Therasia está deitada na cama respondendo a algum questionário da escola, o simples barulho do grafite deslizando pelo papel me incomoda. Ela tira os olhos dos cadernos calmamente e, como se estivesse pensando, leva o lápis à boca.

— No jantar ele mencionou alguma coisa como Van Morrison e Richard Berry — reponde como se eu realmente estivesse interessado em saber, e ela sabe que não estou. Talvez na verdade ela só esteja se cansando das minhas preocupações constantes. Voltando a escrever, acrescenta: — Mas veja pelo lado positivo: ele não está cantarolando a mesma música por dias a fio bem alto como foi com I Will Follow Him. Pobre Peggy March!

— Dane-se Peggy March... e o seu pai também. Eu estou finalmente lembrando as coisas, mas não sei o que fazer com elas! E eu nem entendo mais. — E é verdade, enquanto o tempo passa, lembranças e mais lembranças vão aparecendo em minha mente. Mas o problema é que elas não surgem em ordem cronológica, e sim por associação, o que torna tudo mais confuso e já nem sei se são memórias ou apenas imaginação. A única coisa da qual tenho certeza é que foi a lembrança das minhas últimas horas de vida que desencadeou essa torrente de novas imagens. Quero dizer, mais ou menos. Mas o que mais poderia ter sido?

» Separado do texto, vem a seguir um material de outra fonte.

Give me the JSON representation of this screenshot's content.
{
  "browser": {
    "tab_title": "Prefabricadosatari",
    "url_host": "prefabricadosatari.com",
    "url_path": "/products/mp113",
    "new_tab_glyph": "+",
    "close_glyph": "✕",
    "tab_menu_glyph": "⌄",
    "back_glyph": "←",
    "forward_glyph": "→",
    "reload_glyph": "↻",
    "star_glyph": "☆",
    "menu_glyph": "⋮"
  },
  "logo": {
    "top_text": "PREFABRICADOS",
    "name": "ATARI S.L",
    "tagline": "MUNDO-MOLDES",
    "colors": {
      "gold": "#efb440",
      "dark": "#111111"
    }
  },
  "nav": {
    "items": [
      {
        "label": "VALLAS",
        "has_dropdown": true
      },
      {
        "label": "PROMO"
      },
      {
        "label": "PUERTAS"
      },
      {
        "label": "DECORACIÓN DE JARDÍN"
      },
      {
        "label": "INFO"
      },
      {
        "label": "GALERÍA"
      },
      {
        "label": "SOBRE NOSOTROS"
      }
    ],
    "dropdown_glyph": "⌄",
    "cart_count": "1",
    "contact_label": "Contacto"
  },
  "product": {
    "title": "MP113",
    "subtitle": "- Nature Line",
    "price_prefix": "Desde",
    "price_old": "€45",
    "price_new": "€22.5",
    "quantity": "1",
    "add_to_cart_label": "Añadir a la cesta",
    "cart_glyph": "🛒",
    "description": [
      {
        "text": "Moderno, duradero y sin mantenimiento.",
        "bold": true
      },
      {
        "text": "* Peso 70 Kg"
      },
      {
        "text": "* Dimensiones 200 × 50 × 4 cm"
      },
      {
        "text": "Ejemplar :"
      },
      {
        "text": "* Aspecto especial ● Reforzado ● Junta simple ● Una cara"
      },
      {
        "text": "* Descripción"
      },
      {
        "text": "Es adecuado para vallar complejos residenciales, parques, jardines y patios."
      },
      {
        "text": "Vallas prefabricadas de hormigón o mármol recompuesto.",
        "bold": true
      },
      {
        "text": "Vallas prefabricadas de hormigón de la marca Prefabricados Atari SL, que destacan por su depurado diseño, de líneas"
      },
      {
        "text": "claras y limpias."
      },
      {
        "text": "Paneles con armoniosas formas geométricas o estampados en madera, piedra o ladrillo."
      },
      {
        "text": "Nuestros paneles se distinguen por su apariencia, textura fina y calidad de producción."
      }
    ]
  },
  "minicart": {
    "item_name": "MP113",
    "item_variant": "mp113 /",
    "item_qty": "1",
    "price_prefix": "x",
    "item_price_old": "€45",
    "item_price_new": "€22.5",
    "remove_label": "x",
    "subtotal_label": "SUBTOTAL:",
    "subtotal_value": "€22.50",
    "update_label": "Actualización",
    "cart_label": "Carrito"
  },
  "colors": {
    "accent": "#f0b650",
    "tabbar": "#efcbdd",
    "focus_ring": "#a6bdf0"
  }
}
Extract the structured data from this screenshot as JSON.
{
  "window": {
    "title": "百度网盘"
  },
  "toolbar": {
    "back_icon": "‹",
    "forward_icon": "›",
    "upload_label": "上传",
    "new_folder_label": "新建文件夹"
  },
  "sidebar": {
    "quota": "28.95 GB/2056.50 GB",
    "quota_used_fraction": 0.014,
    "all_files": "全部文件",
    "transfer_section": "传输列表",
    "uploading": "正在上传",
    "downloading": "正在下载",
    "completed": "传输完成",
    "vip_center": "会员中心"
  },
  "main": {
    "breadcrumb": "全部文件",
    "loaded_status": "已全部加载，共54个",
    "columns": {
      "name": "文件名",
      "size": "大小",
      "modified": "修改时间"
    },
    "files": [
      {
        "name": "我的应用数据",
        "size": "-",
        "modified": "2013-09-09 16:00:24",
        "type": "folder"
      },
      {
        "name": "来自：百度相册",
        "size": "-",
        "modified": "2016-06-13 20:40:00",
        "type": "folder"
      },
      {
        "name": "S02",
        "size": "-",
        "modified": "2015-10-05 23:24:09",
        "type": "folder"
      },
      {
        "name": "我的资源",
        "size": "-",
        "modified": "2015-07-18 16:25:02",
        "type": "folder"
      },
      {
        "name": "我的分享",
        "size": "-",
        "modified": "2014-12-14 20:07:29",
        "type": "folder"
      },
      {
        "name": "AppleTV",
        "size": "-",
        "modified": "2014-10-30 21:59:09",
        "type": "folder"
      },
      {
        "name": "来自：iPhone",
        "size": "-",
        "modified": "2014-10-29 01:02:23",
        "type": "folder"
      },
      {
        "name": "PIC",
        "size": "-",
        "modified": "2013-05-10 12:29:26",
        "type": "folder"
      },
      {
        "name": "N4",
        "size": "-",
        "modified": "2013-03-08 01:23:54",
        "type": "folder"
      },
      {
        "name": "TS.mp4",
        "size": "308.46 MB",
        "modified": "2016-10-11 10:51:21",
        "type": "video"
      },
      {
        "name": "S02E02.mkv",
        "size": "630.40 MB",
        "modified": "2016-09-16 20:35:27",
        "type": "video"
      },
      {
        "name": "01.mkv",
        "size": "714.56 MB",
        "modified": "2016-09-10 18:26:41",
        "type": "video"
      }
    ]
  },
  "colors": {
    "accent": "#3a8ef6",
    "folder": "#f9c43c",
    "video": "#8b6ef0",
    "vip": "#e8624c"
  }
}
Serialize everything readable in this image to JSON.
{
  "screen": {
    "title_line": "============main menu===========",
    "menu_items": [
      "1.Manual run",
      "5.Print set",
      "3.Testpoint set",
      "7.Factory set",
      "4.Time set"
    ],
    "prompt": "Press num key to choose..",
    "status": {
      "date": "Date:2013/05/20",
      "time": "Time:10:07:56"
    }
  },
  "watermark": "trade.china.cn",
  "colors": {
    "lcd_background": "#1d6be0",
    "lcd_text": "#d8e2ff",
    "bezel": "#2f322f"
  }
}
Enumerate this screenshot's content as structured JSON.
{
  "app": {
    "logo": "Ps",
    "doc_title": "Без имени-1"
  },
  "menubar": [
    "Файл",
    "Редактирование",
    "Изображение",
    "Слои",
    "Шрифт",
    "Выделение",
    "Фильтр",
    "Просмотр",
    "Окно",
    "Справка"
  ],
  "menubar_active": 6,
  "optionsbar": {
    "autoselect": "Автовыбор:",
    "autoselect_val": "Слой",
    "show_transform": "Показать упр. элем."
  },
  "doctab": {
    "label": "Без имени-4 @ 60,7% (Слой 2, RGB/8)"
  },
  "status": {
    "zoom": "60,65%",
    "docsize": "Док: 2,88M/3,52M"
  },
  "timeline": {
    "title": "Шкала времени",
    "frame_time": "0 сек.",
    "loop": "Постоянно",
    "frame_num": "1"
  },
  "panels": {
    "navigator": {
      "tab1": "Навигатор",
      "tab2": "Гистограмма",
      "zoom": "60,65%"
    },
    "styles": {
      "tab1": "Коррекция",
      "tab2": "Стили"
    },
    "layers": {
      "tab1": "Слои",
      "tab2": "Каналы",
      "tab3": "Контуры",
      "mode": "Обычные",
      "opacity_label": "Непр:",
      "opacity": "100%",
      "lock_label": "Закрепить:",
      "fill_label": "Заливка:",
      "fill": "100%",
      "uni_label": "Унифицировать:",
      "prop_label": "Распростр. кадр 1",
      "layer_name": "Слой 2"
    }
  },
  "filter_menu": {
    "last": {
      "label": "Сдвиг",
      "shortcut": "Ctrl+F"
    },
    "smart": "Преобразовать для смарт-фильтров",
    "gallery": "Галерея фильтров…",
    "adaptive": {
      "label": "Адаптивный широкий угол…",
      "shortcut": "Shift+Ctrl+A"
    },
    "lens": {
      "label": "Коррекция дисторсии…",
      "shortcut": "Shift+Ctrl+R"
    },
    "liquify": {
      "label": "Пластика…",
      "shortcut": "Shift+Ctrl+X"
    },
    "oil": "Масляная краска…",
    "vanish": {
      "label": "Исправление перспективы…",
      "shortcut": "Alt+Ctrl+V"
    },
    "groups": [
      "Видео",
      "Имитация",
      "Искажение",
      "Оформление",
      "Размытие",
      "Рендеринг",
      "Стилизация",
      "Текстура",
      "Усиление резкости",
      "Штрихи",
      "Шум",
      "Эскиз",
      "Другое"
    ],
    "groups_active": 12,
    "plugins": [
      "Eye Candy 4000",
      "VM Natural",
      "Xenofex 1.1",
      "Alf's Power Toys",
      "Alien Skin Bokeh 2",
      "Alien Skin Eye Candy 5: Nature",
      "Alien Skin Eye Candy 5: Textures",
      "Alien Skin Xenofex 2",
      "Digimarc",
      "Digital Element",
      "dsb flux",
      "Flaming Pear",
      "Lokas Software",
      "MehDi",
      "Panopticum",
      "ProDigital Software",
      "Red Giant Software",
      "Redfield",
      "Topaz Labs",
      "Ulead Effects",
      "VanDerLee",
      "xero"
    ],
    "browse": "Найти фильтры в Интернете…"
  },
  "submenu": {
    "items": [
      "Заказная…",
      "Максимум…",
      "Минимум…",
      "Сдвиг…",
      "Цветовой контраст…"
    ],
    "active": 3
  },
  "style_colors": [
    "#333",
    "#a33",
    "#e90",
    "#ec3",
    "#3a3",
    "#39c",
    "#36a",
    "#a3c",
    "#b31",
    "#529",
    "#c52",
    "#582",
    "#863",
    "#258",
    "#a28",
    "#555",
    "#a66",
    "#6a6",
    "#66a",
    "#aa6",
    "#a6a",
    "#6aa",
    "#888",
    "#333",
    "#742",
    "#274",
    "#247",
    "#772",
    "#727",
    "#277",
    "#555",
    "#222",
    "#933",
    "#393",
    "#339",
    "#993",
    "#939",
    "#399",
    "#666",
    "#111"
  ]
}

— Maldição, Ed, se acalme! — ela exclama ao fechar seu livro escolar. — Sei que isso é importante para você, mas paciência. Você não queria se lembrar da sua vida? Bem, isso está acontecendo. Mais cedo ou mais tarde você conseguirá seja lá o que você esteja esperando encontrar agora.

Talvez ela tenha razão, mas não admito. Na verdade não digo nada, apenas volto meu olhar para a noite escura do lado de fora atrás de mim, e continuo a refletir. Afinal, pelo que eu estou esperando, a tal luz branca como naqueles filmes idiotas? Deixar de existir? Ressuscitar?! Estou quase considerando conversar com o outro fantasma, apesar de meio louco e instável, ele pode saber de alguma coisa. Eu só me pergunto se a verdade é muito ruim e por isso ele continua aqui até hoje. Mas também há a possibilidade de ele não saber de nada. Eu não sei o que é pior.

Percebo que, exceto pela música, há um silêncio inquietante no quarto. A falta de alguma provocação ou qualquer coisa do gênero por parte de Therasia me faz voltar a olhar para ela, mas meio que me assusto por sua aparição súbita na minha frente. Felizmente não penso que ela tenha percebido isso ou senão estaria fazendo troça do fantasma que se assusta com vivos. Ela só está me encarando como se estivesse vendo algo muito mais esquisito do que um morto.

— Que estranho — diz tentando me tocar no ombro. Obviamente sua mão apenas atravessa o ar e não sinto nada.

— O quê?

— Lembra quando eu disse que você tinha perdido a nitidez? — Continua encarando meu ombro com o cenho franzido. — Agora você está como naquela vez no parque. Exatamente como se fosse tão sólido quanto eu... Hum-hum, muito curiosas essas "mudanças" na sua figura.

Ela se vira roendo a unha do polegar direito, pensando em como pode relacionar minha imagem instável aos demais fatos. Seus pensamentos me são claros o suficiente para ver que, em sua conclusão, acredita que as lembranças possam ter algum efeito sobre mim maior do que pensávamos. Mas apesar de tudo, eu ainda não entendo o porquê de tudo isso: a amnésia, a volta das memórias, a instabilidade na minha forma. Viver é complicado, e eu ainda diria que morrer foi a minha pior experiência.